Hermine Granger. Nein, verdammt noch mal - Hermine Krum. Sie schien keinerlei Probleme zu haben seiner Logik zu folgen. Sie nickte hier und da und lächelte, als sie sah wohin sein Gedankengang führte. Sie war wahrscheinlich die einzige Person im ganzen Vorlesungssaal, außer ihm selbst, der die Details, wie er die Heilung gefunden hatte, wirklich verstand. Plötzlich drehte sie ihren Kopf; ihre funkelnden Augen bohrten sich direkt in seine. Ein Schock durchfuhr ihn wie einen Blitz bei diesem Augenkontakt und er blickte schnell weg. Er räusperte sich und fuhr mit der Präsentation fort.

***


Severus demonstrierte nun das Brauen des Tranks. Da es zwei Wochen dauerte, den Trank herzustellen, hatte er eine Reihe von Beispielkesseln mit dem Trank in verschiedenen Stadien der Herstellung mitgebracht. Wie eine Muggel-Kochsendung, dachte Hermine lächelnd. Das Lächeln wankte, als sie auf seine Hände schaute, die geschickt mit den Zutaten hantierten. Diese Hände.

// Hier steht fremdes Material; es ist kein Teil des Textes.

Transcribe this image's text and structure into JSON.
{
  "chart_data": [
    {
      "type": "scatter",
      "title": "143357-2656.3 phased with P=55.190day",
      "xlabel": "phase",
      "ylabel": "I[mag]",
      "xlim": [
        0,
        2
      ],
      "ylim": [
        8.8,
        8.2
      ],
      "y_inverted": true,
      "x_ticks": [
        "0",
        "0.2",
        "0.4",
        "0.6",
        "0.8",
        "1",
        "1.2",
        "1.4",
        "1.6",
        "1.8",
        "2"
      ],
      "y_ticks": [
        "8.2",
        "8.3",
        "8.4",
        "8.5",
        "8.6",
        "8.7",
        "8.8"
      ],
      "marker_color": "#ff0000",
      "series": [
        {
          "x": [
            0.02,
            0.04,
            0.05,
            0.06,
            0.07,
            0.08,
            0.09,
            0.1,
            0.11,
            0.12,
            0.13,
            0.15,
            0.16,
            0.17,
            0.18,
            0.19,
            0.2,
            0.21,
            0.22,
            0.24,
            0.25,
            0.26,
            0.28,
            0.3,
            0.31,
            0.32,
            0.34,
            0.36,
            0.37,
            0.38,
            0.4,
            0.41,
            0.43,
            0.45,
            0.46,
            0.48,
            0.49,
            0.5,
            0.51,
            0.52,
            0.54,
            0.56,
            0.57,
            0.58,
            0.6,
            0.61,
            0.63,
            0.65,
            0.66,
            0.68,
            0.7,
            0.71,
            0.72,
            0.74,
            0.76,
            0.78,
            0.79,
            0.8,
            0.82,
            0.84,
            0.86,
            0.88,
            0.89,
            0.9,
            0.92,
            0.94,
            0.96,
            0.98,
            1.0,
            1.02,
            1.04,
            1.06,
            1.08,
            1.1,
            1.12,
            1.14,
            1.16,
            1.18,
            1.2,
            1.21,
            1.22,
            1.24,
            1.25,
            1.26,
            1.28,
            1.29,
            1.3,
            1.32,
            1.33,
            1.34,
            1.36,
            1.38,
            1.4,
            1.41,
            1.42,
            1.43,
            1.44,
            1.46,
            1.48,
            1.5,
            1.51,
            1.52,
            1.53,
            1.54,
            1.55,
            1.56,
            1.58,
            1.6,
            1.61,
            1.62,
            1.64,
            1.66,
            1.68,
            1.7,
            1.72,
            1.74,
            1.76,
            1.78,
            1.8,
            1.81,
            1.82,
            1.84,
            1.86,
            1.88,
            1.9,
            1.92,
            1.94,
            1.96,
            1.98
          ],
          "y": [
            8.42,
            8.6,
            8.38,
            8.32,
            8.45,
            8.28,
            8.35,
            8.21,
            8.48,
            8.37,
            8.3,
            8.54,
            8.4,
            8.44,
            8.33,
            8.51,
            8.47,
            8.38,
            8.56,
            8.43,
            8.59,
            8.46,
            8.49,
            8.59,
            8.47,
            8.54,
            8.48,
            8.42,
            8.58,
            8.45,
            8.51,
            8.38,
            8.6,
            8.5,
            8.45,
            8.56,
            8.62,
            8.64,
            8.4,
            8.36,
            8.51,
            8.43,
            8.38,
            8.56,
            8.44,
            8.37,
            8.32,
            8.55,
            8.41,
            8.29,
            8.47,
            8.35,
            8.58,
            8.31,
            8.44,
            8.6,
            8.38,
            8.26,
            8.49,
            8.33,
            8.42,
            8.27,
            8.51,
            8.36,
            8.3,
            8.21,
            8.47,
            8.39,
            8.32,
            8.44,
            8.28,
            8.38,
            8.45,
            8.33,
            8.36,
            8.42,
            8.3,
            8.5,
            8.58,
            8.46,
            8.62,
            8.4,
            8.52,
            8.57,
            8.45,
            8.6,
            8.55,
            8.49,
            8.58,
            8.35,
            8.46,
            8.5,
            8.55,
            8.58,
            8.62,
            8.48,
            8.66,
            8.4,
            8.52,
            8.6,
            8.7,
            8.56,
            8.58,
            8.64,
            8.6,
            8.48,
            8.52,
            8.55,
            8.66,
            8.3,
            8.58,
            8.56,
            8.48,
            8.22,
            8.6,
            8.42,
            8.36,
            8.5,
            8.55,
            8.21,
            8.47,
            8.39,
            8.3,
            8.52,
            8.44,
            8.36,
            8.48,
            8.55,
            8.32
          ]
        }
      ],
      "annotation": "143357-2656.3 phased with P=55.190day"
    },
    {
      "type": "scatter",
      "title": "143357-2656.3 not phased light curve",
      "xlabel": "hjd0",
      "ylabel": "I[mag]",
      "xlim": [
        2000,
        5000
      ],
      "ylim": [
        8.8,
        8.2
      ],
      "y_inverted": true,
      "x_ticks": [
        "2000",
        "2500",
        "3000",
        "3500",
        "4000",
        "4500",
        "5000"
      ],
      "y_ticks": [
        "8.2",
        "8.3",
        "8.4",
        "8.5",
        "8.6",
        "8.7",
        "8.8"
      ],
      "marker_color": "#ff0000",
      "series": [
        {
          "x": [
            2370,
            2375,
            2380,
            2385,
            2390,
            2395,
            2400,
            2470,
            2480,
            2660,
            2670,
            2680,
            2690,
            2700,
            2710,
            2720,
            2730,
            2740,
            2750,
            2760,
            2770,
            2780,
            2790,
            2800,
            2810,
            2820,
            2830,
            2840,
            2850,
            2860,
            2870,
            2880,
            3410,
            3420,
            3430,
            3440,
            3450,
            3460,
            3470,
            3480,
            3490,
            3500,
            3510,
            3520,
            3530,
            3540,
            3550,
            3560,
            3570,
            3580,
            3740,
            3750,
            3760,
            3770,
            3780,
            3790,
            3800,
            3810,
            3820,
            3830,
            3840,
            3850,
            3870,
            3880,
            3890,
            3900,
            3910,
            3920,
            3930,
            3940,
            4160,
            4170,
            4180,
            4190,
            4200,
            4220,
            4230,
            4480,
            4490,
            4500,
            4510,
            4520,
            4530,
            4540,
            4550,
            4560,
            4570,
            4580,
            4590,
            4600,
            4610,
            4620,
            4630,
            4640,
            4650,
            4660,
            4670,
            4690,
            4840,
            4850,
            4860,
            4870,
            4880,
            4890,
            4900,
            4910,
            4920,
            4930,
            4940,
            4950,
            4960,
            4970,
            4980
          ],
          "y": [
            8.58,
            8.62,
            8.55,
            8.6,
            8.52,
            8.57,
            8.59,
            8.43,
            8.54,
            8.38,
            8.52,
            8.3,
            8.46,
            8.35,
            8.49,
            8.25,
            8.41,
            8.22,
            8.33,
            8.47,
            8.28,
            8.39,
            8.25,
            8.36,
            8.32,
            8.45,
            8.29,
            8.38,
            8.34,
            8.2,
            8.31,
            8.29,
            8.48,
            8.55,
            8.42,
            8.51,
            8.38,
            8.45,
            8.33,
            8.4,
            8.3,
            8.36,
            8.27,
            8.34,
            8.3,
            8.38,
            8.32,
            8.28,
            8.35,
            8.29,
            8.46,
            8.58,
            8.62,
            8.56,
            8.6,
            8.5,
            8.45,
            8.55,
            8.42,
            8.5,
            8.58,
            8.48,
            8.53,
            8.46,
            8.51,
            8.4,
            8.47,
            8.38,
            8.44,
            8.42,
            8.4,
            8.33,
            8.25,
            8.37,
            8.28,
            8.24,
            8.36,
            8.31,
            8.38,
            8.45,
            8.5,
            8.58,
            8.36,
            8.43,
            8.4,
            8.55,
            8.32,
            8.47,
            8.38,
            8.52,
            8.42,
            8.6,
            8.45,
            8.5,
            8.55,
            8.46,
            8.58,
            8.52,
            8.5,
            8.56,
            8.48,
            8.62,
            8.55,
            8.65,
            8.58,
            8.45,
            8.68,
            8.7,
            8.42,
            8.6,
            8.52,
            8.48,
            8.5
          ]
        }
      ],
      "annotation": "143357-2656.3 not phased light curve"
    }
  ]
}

Sie hatte diese Hände immer geliebt. Wenn ich nur seine Hände nicht auf ihr gesehen hätte, dachte Hermine wütend. Sie hatte Remus und Susan nicht alles erzählt. Als sich Hermine vor fast sechs Jahren an Harry gewandt hatte, um ihr Herz auszuschütten wegen ihrer verwirrten Gefühle für Viktor und ihrem Verlangen nach Severus, hatte er die Bombe platzen lassen. Er hatte Severus mit Tonks gesehen, kaum einen Monat nach ihrem Weggang. Sie hatte ihm nicht geglaubt, hatte gedacht es wäre ein Trick, um sie Severus vergessen zu machen, war überzeugt, dass er eine Situation missverstanden habe. Bis er sie gezwungen hatte in das Denkarium zu sehen. Oh Merlin, warum habe ich da hinein geschaut? Warum habe ich nicht einfach Harrys Worten geglaubt? Was sie gesehen hatte, war für immer in ihr Gedächtnis eingebrannt.

***


Sie konnte ihn nicht sehen, aber sie wusste, dass Harry ganz nah war in seinem Tarnumgang. Sie war ja schließlich in einem Denkarium, das seine Erinnerung enthielt. Sie ging durch einen Gang, den sie aus dem Hauptquartier des Ordens kannte. Eine Tür öffnete sich vor ihr und sie ging durch bevor diese sich schloss.

Harry und sie waren in einem der vielen leeren Räume von Grimmaulds Platz 12. Es war niemand dort. Dem Murmeln nach zu schließen, hatte sich Harry in einen Stuhl gesetzt, um nachzudenken.

Plötzlich wurde die Tür geöffnet. Tonks kam herein, gefolgt von Severus. Sie hatte den irrationalen Drang zum Bild von Snape zu stürmen und ihn zu umarmen, aber sie hielt sich zurück. Wie auch immer. Es schien, dass Tonks einen ähnlichen Gedanken gehabt hatte. Sie drehte sich zu Severus und schlang ihre Arme um ihn. Hermine hörte sie flüstern. "Mach dir keine Sorgen. Ich habe mich um alles gekümmert."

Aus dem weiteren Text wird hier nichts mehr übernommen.